All our cows and calves are outside and enjoying the sunshine after a very wet and muddy May. Lyra and Clara’s calves are still at foot and getting bigger and stronger every day. Whilst the calves are kept with their mothers for the first weeks, they usually have the run of the place to themselves, as they’re small enough to duck under the electric fence and go where they please. We often struggle to find them in the tall grass (as can their mothers too) but once the cows are walking in to be milked we usually see them darting in from behind. Lyra and Clara’s girls have become so big that it’s rather difficult for them to escape the electric fence and they have to stick to the areas their mothers are grazing – but at least we can all keep an eye on them that way!

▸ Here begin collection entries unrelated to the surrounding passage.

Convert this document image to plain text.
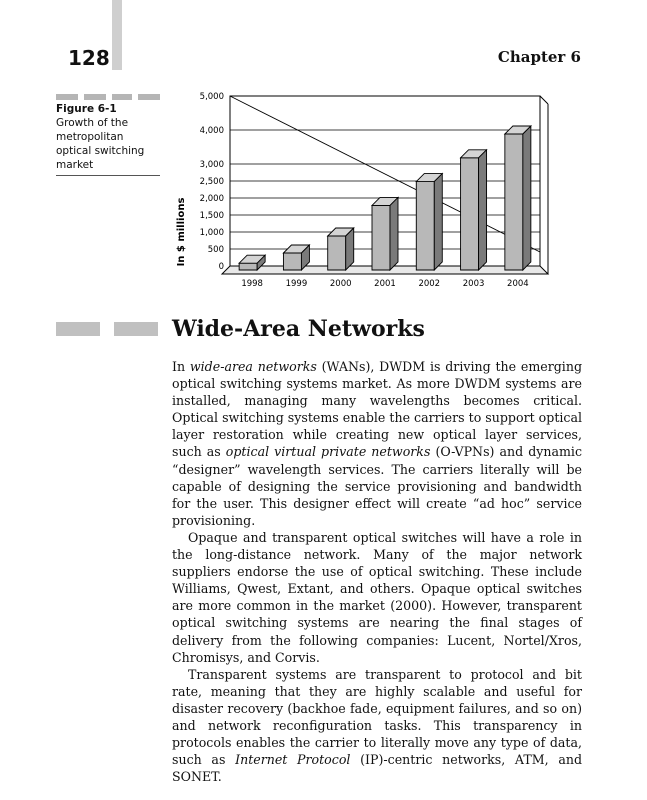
128	Chapter 6
Figure 6-1
Growth of the metropolitan optical switching market
In $ millions
0
500
1,000
1,500
2,000
2,500
3,000
4,000
5,000
1998	1999	2000	2001	2002	2003	2004
Wide-Area Networks

In wide-area networks (WANs), DWDM is driving the emerging optical switching systems market. As more DWDM systems are installed, managing many wavelengths becomes critical. Optical switching systems enable the carriers to support optical layer restoration while creating new optical layer services, such as optical virtual private networks (O-VPNs) and dynamic “designer” wavelength services. The carriers literally will be capable of designing the service provisioning and bandwidth for the user. This designer effect will create “ad hoc” service provisioning.

Opaque and transparent optical switches will have a role in the long-distance network. Many of the major network suppliers endorse the use of optical switching. These include Williams, Qwest, Extant, and others. Opaque optical switches are more common in the market (2000). However, transparent optical switching systems are nearing the final stages of delivery from the following companies: Lucent, Nortel/Xros, Chromisys, and Corvis.

Transparent systems are transparent to protocol and bit rate, meaning that they are highly scalable and useful for disaster recovery (backhoe fade, equipment failures, and so on) and network reconfiguration tasks. This transparency in protocols enables the carrier to literally move any type of data, such as Internet Protocol (IP)-centric networks, ATM, and SONET.
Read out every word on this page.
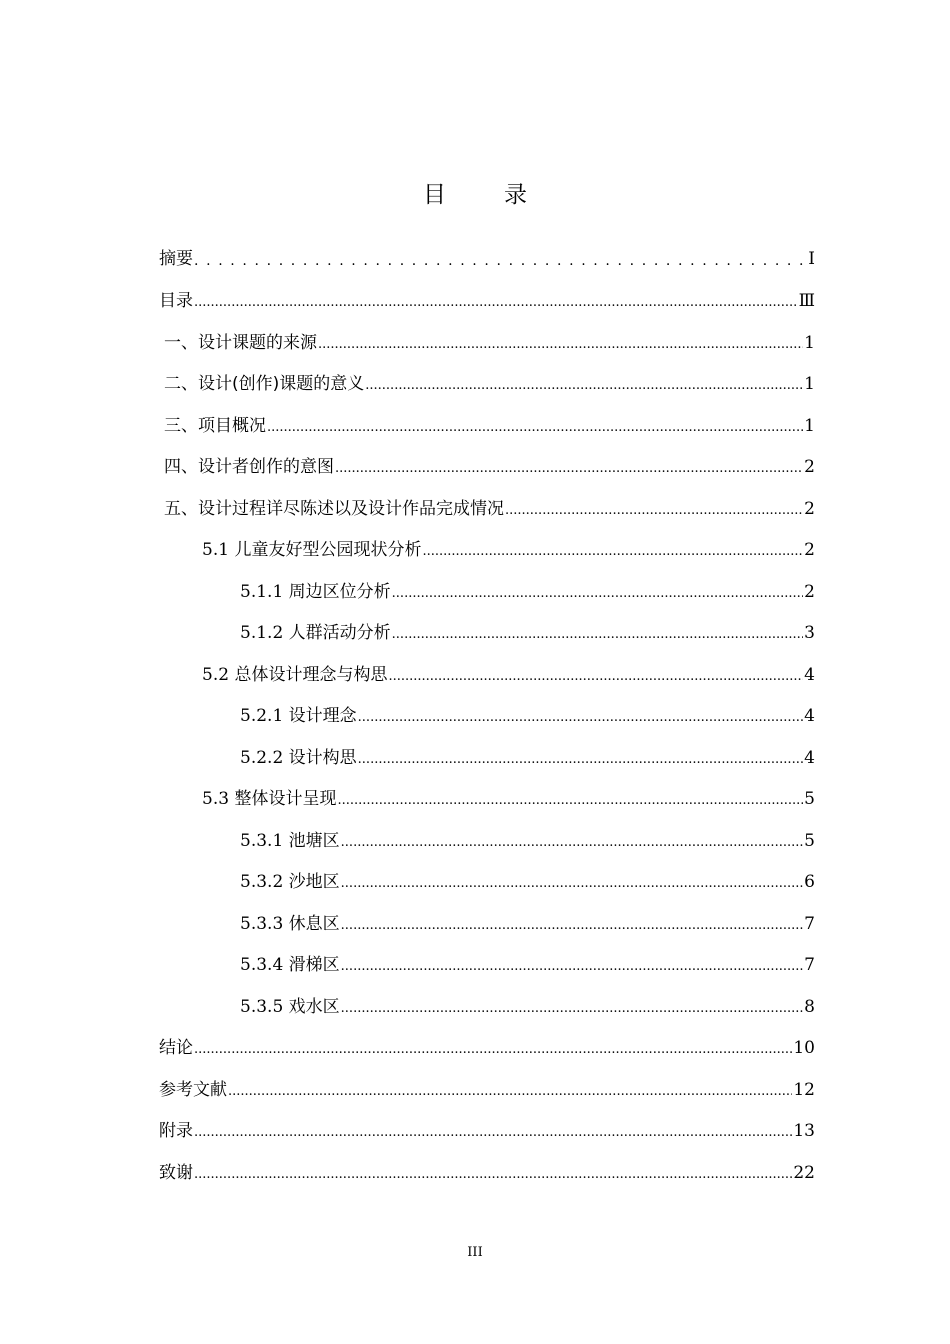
目	录
摘要 . . .	Ⅰ
目录 .....	Ⅲ
一、设计课题的来源 .....	1
二、设计(创作)课题的意义 .....	1
三、项目概况 .....	1
四、设计者创作的意图 .....	2
五、设计过程详尽陈述以及设计作品完成情况 .....	2
5.1 儿童友好型公园现状分析 .....	2
5.1.1 周边区位分析 .....	2
5.1.2 人群活动分析 .....	3
5.2 总体设计理念与构思 .....	4
5.2.1 设计理念 .....	4
5.2.2 设计构思 .....	4
5.3 整体设计呈现 .....	5
5.3.1 池塘区 .....	5
5.3.2 沙地区 .....	6
5.3.3 休息区 .....	7
5.3.4 滑梯区 .....	7
5.3.5 戏水区 .....	8
结论 .....	10
参考文献 .....	12
附录 .....	13
致谢 .....	22
III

It’s not been the best of springs, the rain was welcome at first but became a bit of a drag in the end and it wasn’t particularly warm either. It was only a couple of weeks ago we were all still in our winter clothing for those cold early starts at morning milking. All-in-all the pasture isn’t quite where we’d like it to be. The fields where the cows are currently grazing have done okay, but some of the fields we’ve ear marked for silage cutting aren’t looking their best, with some areas too short to cut! Hopefully we can get some silage cut this week that’ll turn out great for winter milk production, but the best silage we’ve made in years gone by would have been cut in May when the grass was a bit younger. Unfortunately our tractors aren’t quite amphibious enough to have done any May cutting this year and there’s still quite a few boggy, wet patches out there now but a few more days of sun should clear those up.
If you receive Eggs from us you may have noticed we’ve changed supplier. FAI farms in Wytham (where the eggs used to come from) informed us they’ve switched to a regenerative farming system with fewer birds which means they can no longer supply us. They’re now using a set-up where their laying hens live in fully mobile sheds that follow the other livestock around the farm, foraging fresh grass and insects each day and contributing to the health of the soils with their scratching and waste. - Very admirable stuff and perhaps some of our long-time customers will remember we attempted something similar with our own hens many years ago - following the cows as they grazed in our rotational paddock system. Unfortunately the North Aston fox was a crafty old so-and-so and always managed to evade our fences, so our endeavour with hens didn’t last very long. But maybe one day we will pay FAI a visit and see how their mobile sheds operate to keep out those unwanted predators. In the meantime we’ve had to source eggs from further away; Haresfield Farm in Wiltshire to be precise. Their eggs are organic and we’ve had a couple of reports they taste even better too!
This month we’ve been very busy on the farm making Fior-di-latte, Stracciatella, Salted Honey, Chocolate, Vanilla and Blackberry Ice creams. Sorry we know! We promised Blackberry ice cream last autumn but things worked out in a way that there was never enough spare milk for us to do it…better late than never though! Now that summer’s finally arrived hopefully the mint plants will flourish and it won’t be long before we’ve got some Mint Choc Chip in stock too.
There’s a good selection of Rose Veal available from the freezer with an enormous amount of mince, stewing steak and stock bones. Hopefully you will have read our previous email explaining why we can’t label this meat organic, but we think it’s worth repeating. Currently we’re unable to find a Soil Association certified butcher in the local area to prepare our meat and so we can’t put an organic label on the packs. Nothing’s changed to our own high standards and animal welfare - the rearing of our calves is the same as it’s always been. The Soil Association require butchers to be certified and pay a licence fee to prepare organic meat. (There is no difference between the way organic and non-organic meat is butchered). The soil association require butcher’s to keep organic and non-organic meat separate on the supply line to ensure there’s no cross contamination between the two types of meat, and to show evidence of this though paperwork. We think cross contamination is a serious issue, an issue for an environmental health officer perhaps, what it’s got to do with organic standards we’re not so sure? We’ve asked the Soil Association to provide us with a list of organic butchers we could use. They’ve said they’re unable to provide us with this information so it could be a while before we find a suitable butcher. It’s a shame there isn’t an easier way for producers to show their products have been made to high standards. Perhaps we should compose a survey listing some of the reasons why a customer may choose to buy high welfare, organic meat and distribute it to the public. It would be interesting to see how highly having a certified butcher prepare the meat rates on the list. We could always present our findings to the Soil Association too.